YOUR TURN: A lame duck’s opportunity to save Cape Cod
Now that Gov. Charlie Baker has decided to not seek re-election, it could make some hard decisions a bit easier. Doing the right thing always comes with a cost, and not having to ask for votes again frees him to do some difficult things as he leaves office.
For Cape Cod and everyone who lives or visits here, the right thing for Baker to do is terminate the National Guard’s deeply flawed plans to build a huge, heavy-caliber machine gun range at Joint Base Cape Cod.
As long as he’s in office, Baker has the power to block the firing range: The governor is commander of the Massachusetts Army National Guard, with direct authority over what happens on JBCC.
He also has leverage with the Environmental Management Commission — the final state regulatory hurdle JBCC must clear before it can start building the range. The EMC, composed of three state agencies that report to Baker, oversees compliance and enforcement of environmental standards on the land at JBCC where the range would go.
And he has precedent. Then-Gov. Paul Cellucci in 1998 canceled the National Guard’s plans to build five training sites on the northern half of Joint Base Cape Cod, specifically to protect the environment and groundwater there — the exact same issues at stake with the machine gun range today.
Bucking a huge, entrenched military bureaucracy is hard — even when it ignores environmental damage and clear opposition from the businesses, local governments and residents who live here. Baker has hinted at his doubts about the firing range but hasn’t committed.
There are many reasons why he needs to come off the fence. Here are four.
First: The environment and public health. The range would be built in the Upper Cape Water Supply Reserve — state-designated specifically to protect the Sagamore lens, the sole-source aquifer for the Upper and Mid-Cape. The reserve was established in 2002 after past military activity seriously polluted the groundwater; mitigating past JBCC groundwater contamination has cost taxpayers more than $1 billion and counting.
The firing range also would clear-cut 170 acres of forest without any replanting and commandeer 5,000 acres as a safety zone. Woodwell (formerly Woods Hole) Climate Research Center estimates losing 170 acres of trees would release 16,895 metric tons in CO2 emissions and eliminate the capacity to remove 313 metric tons of CO2 from the atmosphere each year. In the fight against climate change, this is surrender.

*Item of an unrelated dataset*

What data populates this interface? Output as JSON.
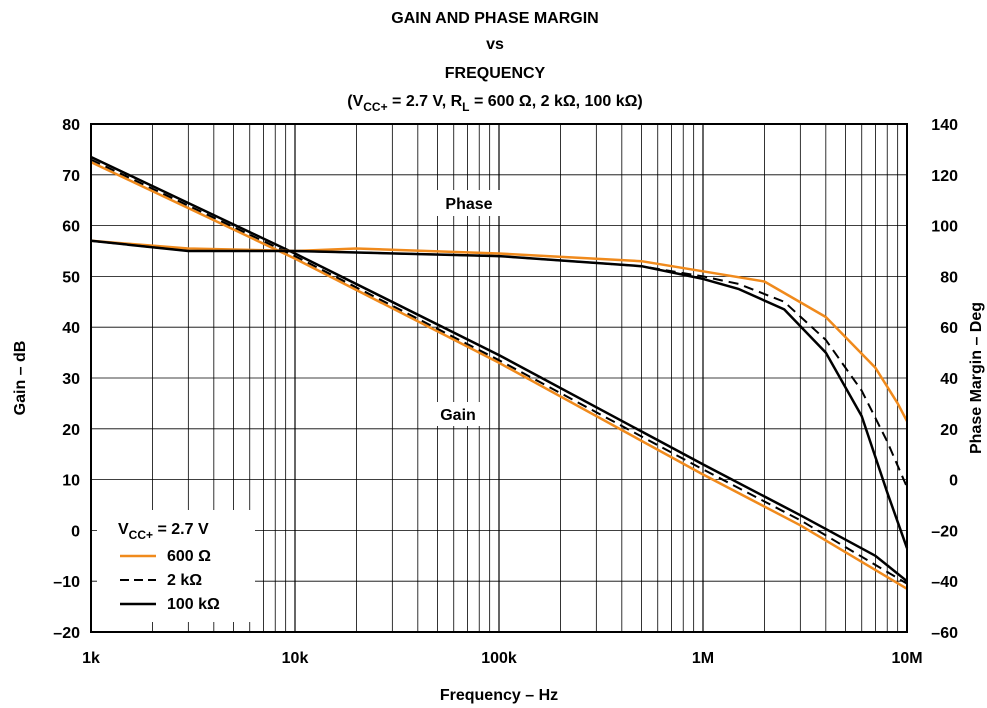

Second: JBCC’s fundamental dishonesty in how it maneuvered to build the Cape Cod machine gun range. JBCC’s chief justification for the range was that no nearby alternative exists for training its troops in heavy weapons use; that argument vaporized when the Army announced this summer it will build yet another new machine gun range at Fort Devens in northeastern Massachusetts. JBCC leadership knew about these plans for an alternative range but failed to disclose or account for it.
Third: JBCC’s deceitful efforts to ramrod environmental approval for the firing range with a quick internal review that blocked input from local governments and residents. After repeated legal action, we discovered why: Emails from Gen. Christopher Faux, JBCC executive director, to U.S. Rep. Bill Keating’s staff revealed that Faux admitted his gun range could not survive an independent environmental impact analysis. Even Faux knew the Guard’s fast-track internal review, claiming “no significant impact,” wouldn’t hold up to external scrutiny.
Fourth: Gen. Faux’s outrageous attempts to silence his critics. In an email to the Cape Cod Chamber of Commerce earlier this year, Faux tried to get the chamber to support the range by prohibiting his troops from patronizing Cape businesses unless local shop owners toed his line. But the chamber publicly rejected Faux’s threat and called out JBCC for failing to engage with local communities about the project.
With the stroke of a pen, Gov. Baker can rescue JBCC from the PR disaster it has made for itself, prevent the National Guard from wasting $11.5 million on a duplicate machine gun range that it can’t legitimately justify, and protect Cape Cod’s environment, drinking water and residents.
As one of his final acts, it would be a jewel in Gov. Baker’s considerable legacy if he does.
Andrew Gottlieb is executive director of the Association to Preserve Cape Cod.